The Economic and Social Research Council has come under fire over its handling of a research project on farmers' attitudes to genetically modified food that critics say is biased in favour of the biotechnology industry.
The ESRC publicised the results of the project by issuing a media release that begins: "Farmers are upbeat about genetically modified crops, according to new research."
After the media release, the findings were reported by a number of newspapers, including one prominent Sunday paper whose report on the study was headlined: "UK farmers want to grow GM crops".
The press release detailed the results of a £131,000 ESRC-funded study led by Andy Lane at The Open University, entitled "Farmers' understandings of GM crops as new technology".
One of the four "key findings" listed in the researchers' "project findings leaflet" was that farmers "believed that GM crops offer clear economic and environmental benefits to themselves and the wider public".
But critics have pointed out that the results were based on interviews with 30 selected large-scale commodity farmers, half of whom had been participants in farm-scale evaluations of GM crops and could therefore be assumed to be favourably disposed towards GM.
The project was also advised by the Supply Chain Initiative on Modified Agricultural Crops, which describes itself as "a grouping of industry organisations ... to support the carefully managed introduction of GM crops in the UK".
"The researchers make statement after statement about what 'farmers' think ... but this cannot be justified on the basis of the research that was carried out," said Peter Saunders, a professor of mathematics at King's College London and the co-founder of the Institute of Science in Society, a group that says it is dedicated to "promoting social accountability and ecological sustainability in science".
Professor Saunders said that the researchers were "wrong" to extrapolate their work to represent the opinions of UK farmers, and that the ESRC was "even more wrong" to issue the press release it did.
He questioned why the ESRC had funded the study, which he believed was, in effect, "a piece of market research for the biotech industry". He asked: "Why did they accept ... a final report in which the researchers claim to have shown something they obviously have not?"
Carlo Leifert, a professor of ecological agriculture at Newcastle University, said: "It is a very small sample size, and by selecting half (of the survey participants from among) farmers who made money from GM trial sites ... it is a bit of a biased approach."
A letter issued by the ESRC to its critics, including an anti-GM pressure group, accepts that the "phrasing of the opening line of the press release could have been more precise" but defends the work.
The ESRC told Times Higher Education that the research "was never intended to be, nor presented as, a poll of the opinions of the UK farming community as a whole and it had a particular focus on the experiences of those who had participated in GM trials. The ESRC press release makes this very clear ... ".

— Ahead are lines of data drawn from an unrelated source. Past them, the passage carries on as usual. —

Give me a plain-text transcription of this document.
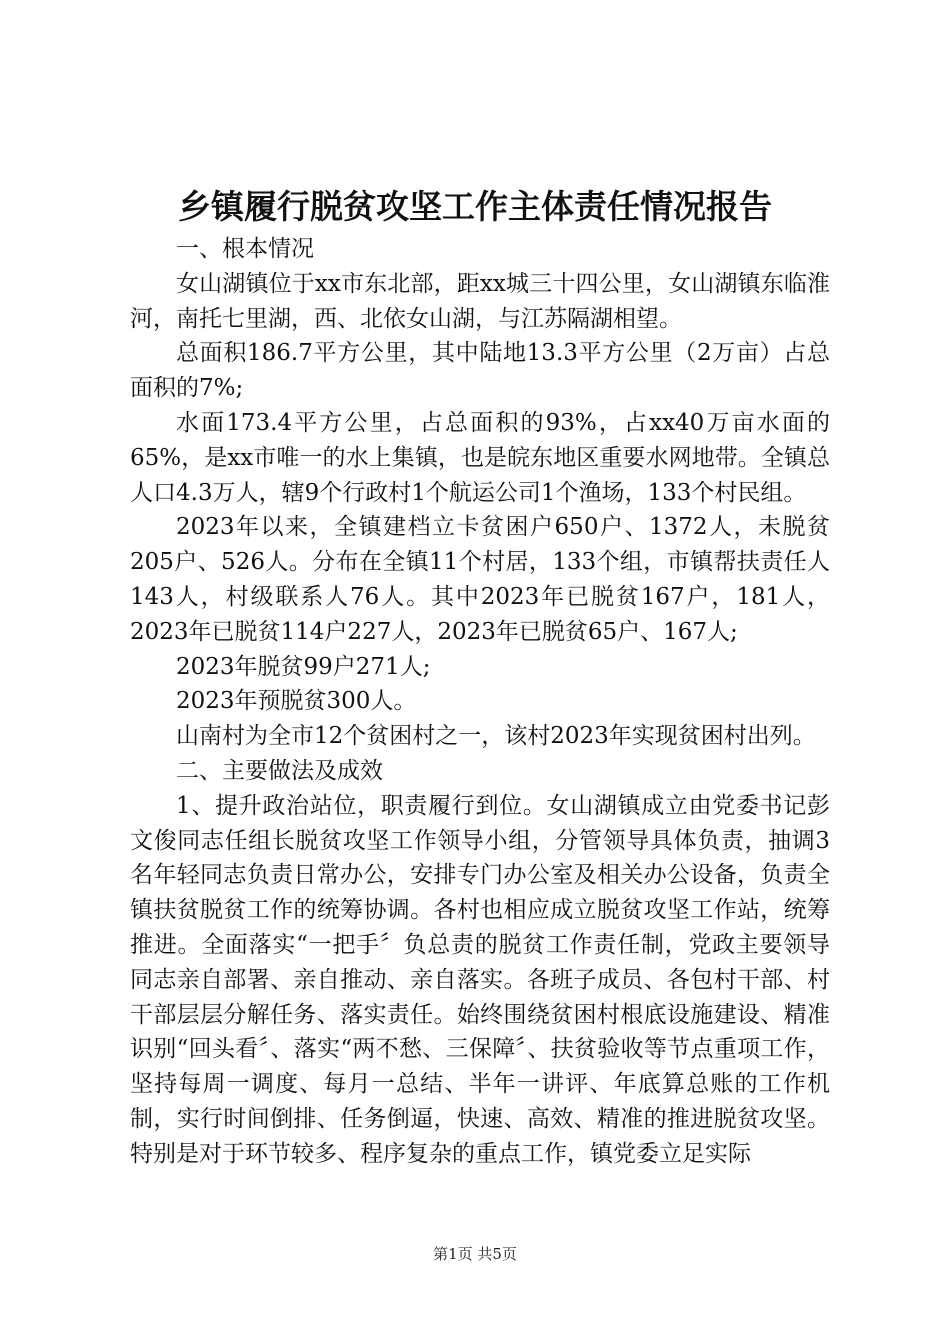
乡镇履行脱贫攻坚工作主体责任情况报告

一、根本情况

女山湖镇位于xx市东北部，距xx城三十四公里，女山湖镇东临淮河，南托七里湖，西、北依女山湖，与江苏隔湖相望。

总面积186.7平方公里，其中陆地13.3平方公里（2万亩）占总面积的7%;

水面173.4平方公里，占总面积的93%，占xx40万亩水面的65%，是xx市唯一的水上集镇，也是皖东地区重要水网地带。全镇总人口4.3万人，辖9个行政村1个航运公司1个渔场，133个村民组。

2023年以来，全镇建档立卡贫困户650户、1372人，未脱贫205户、526人。分布在全镇11个村居，133个组，市镇帮扶责任人143人，村级联系人76人。其中2023年已脱贫167户，181人，2023年已脱贫114户227人，2023年已脱贫65户、167人;

2023年脱贫99户271人;

2023年预脱贫300人。

山南村为全市12个贫困村之一，该村2023年实现贫困村出列。

二、主要做法及成效

1、提升政治站位，职责履行到位。女山湖镇成立由党委书记彭文俊同志任组长脱贫攻坚工作领导小组，分管领导具体负责，抽调3名年轻同志负责日常办公，安排专门办公室及相关办公设备，负责全镇扶贫脱贫工作的统筹协调。各村也相应成立脱贫攻坚工作站，统筹推进。全面落实“一把手〞负总责的脱贫工作责任制，党政主要领导同志亲自部署、亲自推动、亲自落实。各班子成员、各包村干部、村干部层层分解任务、落实责任。始终围绕贫困村根底设施建设、精准识别“回头看〞、落实“两不愁、三保障〞、扶贫验收等节点重项工作，坚持每周一调度、每月一总结、半年一讲评、年底算总账的工作机制，实行时间倒排、任务倒逼，快速、高效、精准的推进脱贫攻坚。特别是对于环节较多、程序复杂的重点工作，镇党委立足实际

第1页 共5页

It added: "We are satisfied that no one funded or employed by the ESRC has misrepresented this research or acted in a way that could be described as deliberately misleading or dishonest."
Both the initial research proposal and the final report had been subject to peer review, it added.
Professor Lane, the lead researcher, said it was necessary to get help from the Supply Chain Initiative to gain access to farmers.
Another of the researchers, Sue Oreszczyn, said: "We have never claimed our research is representative of all farmers but that we researched a specific group (those with experience of growing GM crops and those likely to grow them if they become available) ... It is not unexpected that the anti-GM lobby have chosen to ignore this."